シャチが双子を育てた記録がありますが、大概の場合は出産前に死んでしまうそうです。母親が2頭を育てられるほど海は優しくないのかもしれませんね。

赤ちゃんイルカは母親のお腹の中で親の1/3のサイズまで成長して、尾びれから生まれてきますが、これは窒息を防ぐためです。
しかし、それ以上に大変なのが、温度差で、37℃ほどの母親のお腹から、冷たい海水に出てくるのですから。
プールに入る前に水を胸についけなさいといわれた覚えがあると思いますが、それよりはるかに冷たい!はず。この身体への衝撃はイルカ人生最大のものだと思います。

出産後は4ヶ月〜数年にわたり、母親の脂肪分30%前後のミルクで育ちますから、陸上の哺乳類より早い速度で成長します。
最初の特徴的な成長は、生まれる時、邪魔にならないように柔らかかったヒレで、生まれるとすぐに背びれや尾びれの硬度が増し、泳ぐことができるようになります。
しかし、上手とはいえない泳ぎなので、最初のうちは母親や姥の手助けが必要です。それと、上あごなどに良く見れる体毛が抜け落ちます。(毛穴がふさがらないので、感覚器としては残ると思います)

子供のイルカは母親からミルクをもらう時、舌をすぼめて乳首をうまく捕らえるといわれています。これにより、ミルクと海水が混ざらないようにしているようです。しかし、舌を丸められる器用なイルカの仲間は全てではないようです。
吸うことはできないようで、母親が乳腺の周りの筋肉でミルクを押し出しているそうです。授乳の瞬間は無防備になりやすいので、ほんの僅かな時間(数秒)ですがこれも、ミルクの脂肪分が高い理由の一つかもしれませんね。

授乳の後は離乳食ですが、イルカの仲間は離乳する前に固形のエサ(親と同じもの)を食べ始めます。両方の栄養の摂取を何年も続ける仲間もいます。
しかし、餌場と繁殖地を回遊するイルカの仲間は、餌場ではどうしても離乳しなければなりません。
母親は次の繁殖に向けて準備が始まるからです。

そして親へ。
繁殖できる年齢は種類によってまちまちです。メスは最初の妊娠以来、子供を産む数は減少しながらも常に妊娠と子育てを続けるそうです。(ほとんどのイルカの仲間)

乱獲時代、種の存亡が危機にさらされた時、成熟年齢は低下したそうです。たくさん産まないと、種が滅びますからね!

死を迎えるとき。自然死は捕食されるか病気かです。
捕食の例は、シャチにより捕食されるシロナガスクジラなど。
病気には、癌や潰瘍、心臓病に肺炎、関節炎などのがわかっていて、その原因として寄生虫があげられており、感染がひどくなり病気の引き金になっているといわれています。
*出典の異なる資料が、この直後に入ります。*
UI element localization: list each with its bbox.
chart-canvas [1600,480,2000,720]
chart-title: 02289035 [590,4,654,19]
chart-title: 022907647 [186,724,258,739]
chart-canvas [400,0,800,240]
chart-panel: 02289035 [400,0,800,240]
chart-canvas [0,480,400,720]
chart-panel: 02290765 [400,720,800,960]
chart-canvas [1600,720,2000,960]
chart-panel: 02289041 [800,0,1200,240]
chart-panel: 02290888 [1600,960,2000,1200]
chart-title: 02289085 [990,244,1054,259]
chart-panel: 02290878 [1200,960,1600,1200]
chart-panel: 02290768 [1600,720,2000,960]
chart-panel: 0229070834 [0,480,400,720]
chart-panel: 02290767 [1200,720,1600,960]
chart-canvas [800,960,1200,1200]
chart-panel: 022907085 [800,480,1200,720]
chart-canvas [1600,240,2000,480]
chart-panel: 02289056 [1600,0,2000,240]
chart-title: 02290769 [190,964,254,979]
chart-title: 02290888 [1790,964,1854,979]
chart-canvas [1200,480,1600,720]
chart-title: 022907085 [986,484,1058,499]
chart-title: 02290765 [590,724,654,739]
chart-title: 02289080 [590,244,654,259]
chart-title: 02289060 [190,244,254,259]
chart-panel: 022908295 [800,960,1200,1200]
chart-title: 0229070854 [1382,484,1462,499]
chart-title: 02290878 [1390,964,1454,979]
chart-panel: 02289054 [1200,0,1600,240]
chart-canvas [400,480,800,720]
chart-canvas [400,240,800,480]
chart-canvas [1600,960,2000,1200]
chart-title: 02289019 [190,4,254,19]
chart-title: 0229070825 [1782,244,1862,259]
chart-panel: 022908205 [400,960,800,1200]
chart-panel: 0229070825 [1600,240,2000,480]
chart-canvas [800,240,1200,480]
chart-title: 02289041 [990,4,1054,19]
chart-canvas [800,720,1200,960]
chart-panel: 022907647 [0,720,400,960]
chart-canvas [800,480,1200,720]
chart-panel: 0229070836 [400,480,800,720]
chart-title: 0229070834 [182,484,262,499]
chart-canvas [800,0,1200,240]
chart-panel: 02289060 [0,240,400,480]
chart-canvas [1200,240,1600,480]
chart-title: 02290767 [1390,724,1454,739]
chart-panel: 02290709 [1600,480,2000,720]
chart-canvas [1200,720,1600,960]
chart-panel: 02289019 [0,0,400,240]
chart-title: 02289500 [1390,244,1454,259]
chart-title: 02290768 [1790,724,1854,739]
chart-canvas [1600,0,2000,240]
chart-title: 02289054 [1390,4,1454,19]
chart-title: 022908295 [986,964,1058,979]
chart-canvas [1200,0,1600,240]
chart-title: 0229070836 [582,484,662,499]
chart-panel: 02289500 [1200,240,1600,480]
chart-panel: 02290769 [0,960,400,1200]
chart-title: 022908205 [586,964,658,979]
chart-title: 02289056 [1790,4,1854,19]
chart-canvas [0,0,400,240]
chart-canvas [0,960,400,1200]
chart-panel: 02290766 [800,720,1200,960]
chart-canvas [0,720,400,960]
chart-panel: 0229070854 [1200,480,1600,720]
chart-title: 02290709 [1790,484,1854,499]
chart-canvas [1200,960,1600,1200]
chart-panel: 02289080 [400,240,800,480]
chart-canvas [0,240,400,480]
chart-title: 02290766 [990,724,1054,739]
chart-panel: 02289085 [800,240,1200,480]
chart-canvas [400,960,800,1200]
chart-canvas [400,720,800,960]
野生のイルカの寿命はわかっている種類はあまりいませが、短い物だと10〜15歳、長いと70歳といわれています。
時々、イルカの寿命は○○年と書いてあるサイトを見かけますが、飼育下の話だったりします。
野生動物の場合、寿命と言う言い方は難しく、捕食されたりしますし、海棲動物の自然な状態での観察は難しいのではっきり分からないのが現実です。

さて、この死のもうひとつの原因は人間です。
人間が原因の自然でない死、不自然死が良くわかっていません。

捕鯨に関してははっきり数字で出るのですが、船との事故、海洋汚染、廃棄されて魚網に絡まっての死(幽霊漁法と言われてます)などはっきりしません。
人がクジラ・イルカ類に与えた死は、過去の大量捕鯨と、今の環境破壊(これは全ての生き物に当てはまるでしょう。)によるものです。

ビニールやプラスティック片などを飲み込み、胃や腸を詰まらせて死んでしまうものもいます。